Waterbeheersplan 2010-2015
Het beleid van waterschap Hunze en Aa's is verwoord in het nieuwe beheerplan 2010-2015. De ruimtelijke zonering van de provincie heeft het waterschap vertaald naar een eigen zonering met water als belangrijkste element. Het waterschap benadrukt in haar functiezonering de volgende aspecten: de hoogte van de waterpeilen en het gewenste grondwaterregime (GGOR), een optimale wateraanvoer en –afvoer (waterkwantiteit), de waterkwaliteit voor verschillende functies en de inpassing van water in het landschap.
Notitie stedelijk waterbeheer, waterschap Hunze en Aa's
In het beleid van waterschap Hunze en Aa's (Notitie stedelijk waterbeheer, maart 2003) staat het beheer van waterkeringen en het watersysteem centraal.

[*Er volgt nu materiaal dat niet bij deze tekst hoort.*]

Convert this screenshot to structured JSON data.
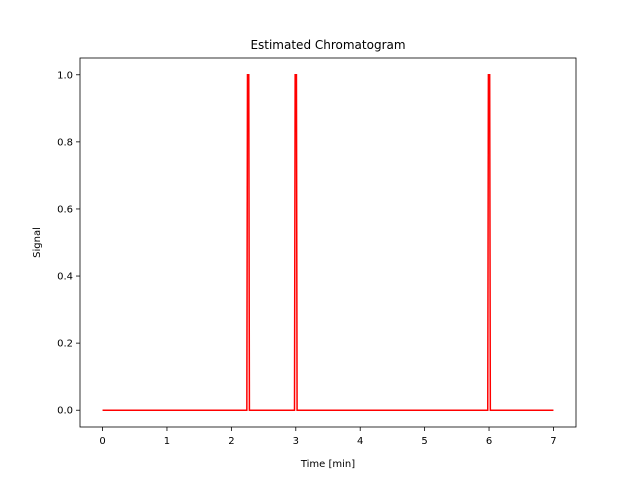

Daarbij zijn het niet afwentelen van problemen en het aansluiting bij het natuurlijke watersysteem belangrijke elementen. Hunze en Aa's handelt vanuit een principe van een natuurlijke evenwicht. Het watersysteem dient zodanig te worden ingericht dat wateroverlast voorkomen wordt. Dit kan onder meer bereikt worden door voldoende bergingscapaciteit in het oppervlaktewatersysteem te creëren in combinatie met infiltratie in de bodem. Het waterschap stelt voorts waterkwaliteitsnormen op, gerelateerd aan functies en gebieden. Daarbij staat de watersysteembenadering voorop. Ook voert het waterschap actief bronnenbeleid ter voorkoming van ongewenste overstortsituaties.

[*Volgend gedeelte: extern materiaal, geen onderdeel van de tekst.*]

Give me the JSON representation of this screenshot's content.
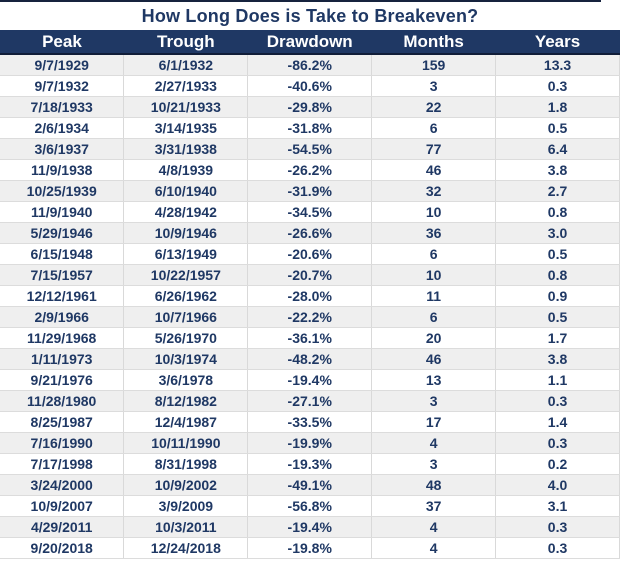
{
  "title": "How Long Does is Take to Breakeven?",
  "colors": {
    "header_bg": "#1f3864",
    "header_text": "#ffffff",
    "body_text": "#1f3864",
    "alt_row_bg": "#efefef",
    "grid_border": "#d9d9d9",
    "top_rule": "#16233e"
  },
  "chart_data": {
    "type": "table",
    "title": "How Long Does is Take to Breakeven?",
    "columns": [
      "Peak",
      "Trough",
      "Drawdown",
      "Months",
      "Years"
    ],
    "rows": [
      [
        "9/7/1929",
        "6/1/1932",
        "-86.2%",
        "159",
        "13.3"
      ],
      [
        "9/7/1932",
        "2/27/1933",
        "-40.6%",
        "3",
        "0.3"
      ],
      [
        "7/18/1933",
        "10/21/1933",
        "-29.8%",
        "22",
        "1.8"
      ],
      [
        "2/6/1934",
        "3/14/1935",
        "-31.8%",
        "6",
        "0.5"
      ],
      [
        "3/6/1937",
        "3/31/1938",
        "-54.5%",
        "77",
        "6.4"
      ],
      [
        "11/9/1938",
        "4/8/1939",
        "-26.2%",
        "46",
        "3.8"
      ],
      [
        "10/25/1939",
        "6/10/1940",
        "-31.9%",
        "32",
        "2.7"
      ],
      [
        "11/9/1940",
        "4/28/1942",
        "-34.5%",
        "10",
        "0.8"
      ],
      [
        "5/29/1946",
        "10/9/1946",
        "-26.6%",
        "36",
        "3.0"
      ],
      [
        "6/15/1948",
        "6/13/1949",
        "-20.6%",
        "6",
        "0.5"
      ],
      [
        "7/15/1957",
        "10/22/1957",
        "-20.7%",
        "10",
        "0.8"
      ],
      [
        "12/12/1961",
        "6/26/1962",
        "-28.0%",
        "11",
        "0.9"
      ],
      [
        "2/9/1966",
        "10/7/1966",
        "-22.2%",
        "6",
        "0.5"
      ],
      [
        "11/29/1968",
        "5/26/1970",
        "-36.1%",
        "20",
        "1.7"
      ],
      [
        "1/11/1973",
        "10/3/1974",
        "-48.2%",
        "46",
        "3.8"
      ],
      [
        "9/21/1976",
        "3/6/1978",
        "-19.4%",
        "13",
        "1.1"
      ],
      [
        "11/28/1980",
        "8/12/1982",
        "-27.1%",
        "3",
        "0.3"
      ],
      [
        "8/25/1987",
        "12/4/1987",
        "-33.5%",
        "17",
        "1.4"
      ],
      [
        "7/16/1990",
        "10/11/1990",
        "-19.9%",
        "4",
        "0.3"
      ],
      [
        "7/17/1998",
        "8/31/1998",
        "-19.3%",
        "3",
        "0.2"
      ],
      [
        "3/24/2000",
        "10/9/2002",
        "-49.1%",
        "48",
        "4.0"
      ],
      [
        "10/9/2007",
        "3/9/2009",
        "-56.8%",
        "37",
        "3.1"
      ],
      [
        "4/29/2011",
        "10/3/2011",
        "-19.4%",
        "4",
        "0.3"
      ],
      [
        "9/20/2018",
        "12/24/2018",
        "-19.8%",
        "4",
        "0.3"
      ]
    ]
  }
}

Watersysteemplan Veenkoloniën
In het watersysteemplan Veenkoloniën, dat door waterschap Hunze en Aa's is opgesteld wordt onderscheid gemaakt tussen een korte termijn strategie en een lange termijn strategie. De korte termijn strategie richt zich vanaf het heden tot 2015 en heeft als zwaartepunt het op orde krijgen van het watersysteem. De lange termijn strategie richt zich op de tijd er na op het op orde houden van het watersysteem. Veiligheid, wateroverlast, watertekort en waterkwaliteit zijn de thema's van het beleid.

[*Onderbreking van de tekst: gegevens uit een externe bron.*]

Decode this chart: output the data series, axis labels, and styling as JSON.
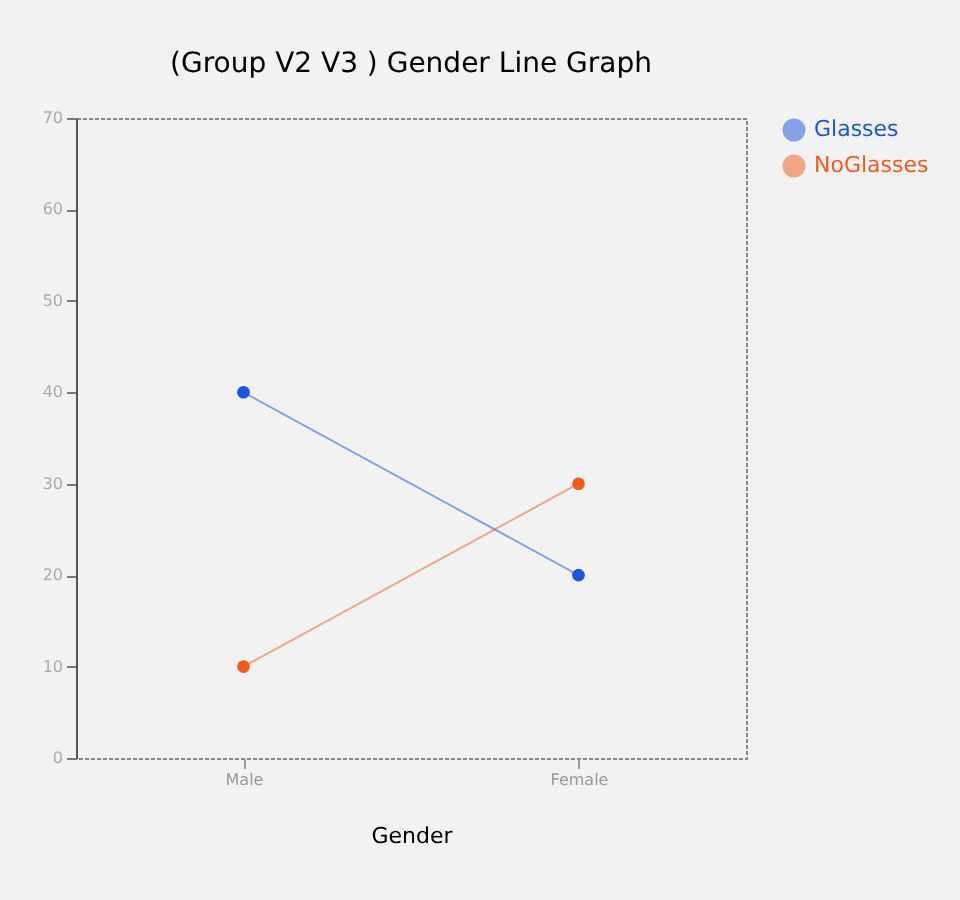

De beschrijving van de huidige situatie is gericht op de drie agrarische bedrijven die worden verplaatst. Voor het overige plangebied blijft de huidige situatie gehandhaafd en is een watertoets derhalve niet noodzakelijk.
Bodem
De bodem op de planlocaties op de Bodemkaart van Nederland (kaartblad 12/13) is gekarteerd als Moerige eerdgronden, Moerige podzolgronden en Veldpodzolgronden. De moerige gronden hebben een veenkoloniaal dek met daaronder een moerige laag. De moerige eerdgrond is gelegen op zand. De Veldpodzolgrond is getypeerd als gemeenschappelijk gebruikt, buiten de essen gelegen, heideveld.
In onderstaande afbeelding is een uitsnede weergegeven van de Bodemkaart van Nederland met daarin het projectgebied van de watertoets en de locaties van de drie te verplaatsten agrarische bedrijven (gele cirkels).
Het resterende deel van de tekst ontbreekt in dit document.